The Hamptons represent conspicuous wealth that is not as celebrated as it might have been in the 1990s and 2000s. The media we consume is largely driven by rich storylines – such as “The Triangle of Sorrow”, “The Menu” and “The White Lotus”. So perhaps it’s not unexpected that young people have little interest in adapting to the Hamptons lifestyle.
“I think of the Hamptons as a vacation spot for a certain subset of affluent New Yorkers who probably use the word ‘summer’ more as a verb than a noun,” he said. Jade Song26-year-old art director and author of “Chlorine: A Novel.” She won’t be leaving New York this summer, but she’ll still get her beach fix — “I’ll be eating vareniki, lagman and khachapuri on Brighton Beach,” Ms. Song said.
Sunny Hostin, 54, co-host of ABC’s “The View” and author, also used to feel the same way. When she was 20 years old, Mrs. Hostin “heard rumors about this place where posh people went.”
Even though she was intrigued, Mrs. Hostinová was not in a hurry to visit at first. “From my perspective, it didn’t have a reputation as a haven for people of color,” she said. “When I got invited, because it was this glitzy, rich, rich place, I wasn’t really drawn to it at first because I didn’t know if it was the right fit for me.”
But her opinion changed in her 30s when she discovered a historically black beach community known as SANS in the port of Sag.
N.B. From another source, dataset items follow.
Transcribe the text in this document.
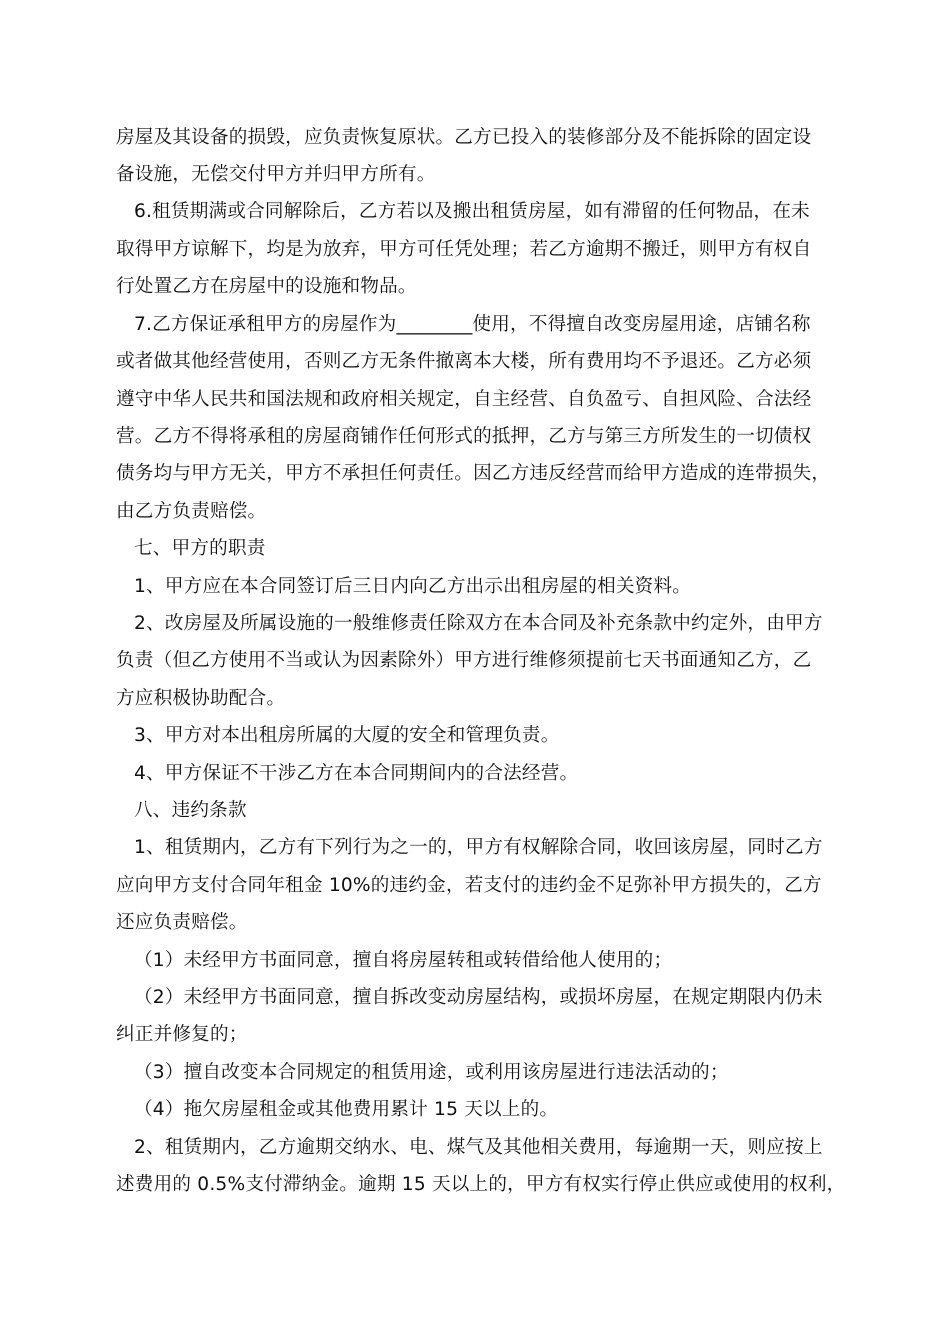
房屋及其设备的损毁，应负责恢复原状。乙方已投入的装修部分及不能拆除的固定设
备设施，无偿交付甲方并归甲方所有。
6.租赁期满或合同解除后，乙方若以及搬出租赁房屋，如有滞留的任何物品，在未
取得甲方谅解下，均是为放弃，甲方可任凭处理；若乙方逾期不搬迁，则甲方有权自
行处置乙方在房屋中的设施和物品。
7.乙方保证承租甲方的房屋作为________使用，不得擅自改变房屋用途，店铺名称
或者做其他经营使用，否则乙方无条件撤离本大楼，所有费用均不予退还。乙方必须
遵守中华人民共和国法规和政府相关规定，自主经营、自负盈亏、自担风险、合法经
营。乙方不得将承租的房屋商铺作任何形式的抵押，乙方与第三方所发生的一切债权
债务均与甲方无关，甲方不承担任何责任。因乙方违反经营而给甲方造成的连带损失，
由乙方负责赔偿。
七、甲方的职责
1、甲方应在本合同签订后三日内向乙方出示出租房屋的相关资料。
2、改房屋及所属设施的一般维修责任除双方在本合同及补充条款中约定外，由甲方
负责（但乙方使用不当或认为因素除外）甲方进行维修须提前七天书面通知乙方，乙
方应积极协助配合。
3、甲方对本出租房所属的大厦的安全和管理负责。
4、甲方保证不干涉乙方在本合同期间内的合法经营。
八、违约条款
1、租赁期内，乙方有下列行为之一的，甲方有权解除合同，收回该房屋，同时乙方
应向甲方支付合同年租金 10%的违约金，若支付的违约金不足弥补甲方损失的，乙方
还应负责赔偿。
（1）未经甲方书面同意，擅自将房屋转租或转借给他人使用的；
（2）未经甲方书面同意，擅自拆改变动房屋结构，或损坏房屋，在规定期限内仍未
纠正并修复的；
（3）擅自改变本合同规定的租赁用途，或利用该房屋进行违法活动的；
（4）拖欠房屋租金或其他费用累计 15 天以上的。
2、租赁期内，乙方逾期交纳水、电、煤气及其他相关费用，每逾期一天，则应按上
述费用的 0.5%支付滞纳金。逾期 15 天以上的，甲方有权实行停止供应或使用的权利，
She started renting a house there during the summer months and it quickly became a tradition. “I have memories of clams digging in the bay looking for crabs with their babies,” she said. “Now I have a real history there.
Inspired by these experiences, Mrs. Hostinová wrote “Summer in the port of Sag”, set in SANS. He hopes it will help change young people’s minds about the Hamptons. “I can’t believe I felt that way,” Ms. Hostin said. “They need to visit as soon as possible, even if it’s just for a day – one day is all you need to know you belong there.”